Dan Atkinson 

FSA toughens up on net crime

Major inquiries have been launched into e-commerce and money laundering as part of a shift to "proactive regulation" by the financial services authority. Chairman Howard Davies said yesterday the inquiry's reports would be used as the basis for day-to-day supervision of the City.
  
  


Major inquiries have been launched into e-commerce and money laundering as part of a shift to "proactive regulation" by the financial services authority. Chairman Howard Davies said yesterday the inquiry's reports would be used as the basis for day-to-day supervision of the City.
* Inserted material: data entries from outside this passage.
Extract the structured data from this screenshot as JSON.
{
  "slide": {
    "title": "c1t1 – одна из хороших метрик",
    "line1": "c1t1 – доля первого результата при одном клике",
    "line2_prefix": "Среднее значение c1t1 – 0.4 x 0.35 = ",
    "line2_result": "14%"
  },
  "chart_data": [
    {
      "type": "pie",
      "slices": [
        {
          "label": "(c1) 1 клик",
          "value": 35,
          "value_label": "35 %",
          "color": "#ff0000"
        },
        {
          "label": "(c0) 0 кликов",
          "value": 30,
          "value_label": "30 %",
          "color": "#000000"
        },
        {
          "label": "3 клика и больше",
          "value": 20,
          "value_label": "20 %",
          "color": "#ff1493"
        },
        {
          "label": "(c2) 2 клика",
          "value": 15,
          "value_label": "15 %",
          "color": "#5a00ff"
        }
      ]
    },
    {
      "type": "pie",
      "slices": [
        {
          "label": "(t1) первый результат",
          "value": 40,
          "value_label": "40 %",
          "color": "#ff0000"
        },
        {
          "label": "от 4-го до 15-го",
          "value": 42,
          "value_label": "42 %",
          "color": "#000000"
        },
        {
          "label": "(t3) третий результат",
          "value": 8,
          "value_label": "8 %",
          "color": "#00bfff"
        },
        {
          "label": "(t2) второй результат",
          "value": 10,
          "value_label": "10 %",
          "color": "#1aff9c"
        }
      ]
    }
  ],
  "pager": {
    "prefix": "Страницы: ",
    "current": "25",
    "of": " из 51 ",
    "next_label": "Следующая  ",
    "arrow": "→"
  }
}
Three other inquiries have also begun - into the implications for investors of a low-inflation environment, into after-care for savers and investors and into ways the FSA can provide market incentives for firms to conform with rules and regulations.

The agency is setting up what is in effect an internal ad hoc think tank to guide its enforcement policy. Mr Davies said the pension mis-selling affair was a set-piece example of something that could have been prevented by one of the FSA's new "theme projects".

Denying it would be "an academic body", Mr Davies said the think tank represented "a shift to more front-end activity". He was presenting the FSA's conclusions to a review of the old regulatory system, one crucial finding of which is that there has been too much emphasis on routine surveillance and on reacting to scandals when they occur.

Regarding the inquiry into e-commerce, Mr Davies said the development of investment over the net presented risks, especially in terms of "potential criminal activity".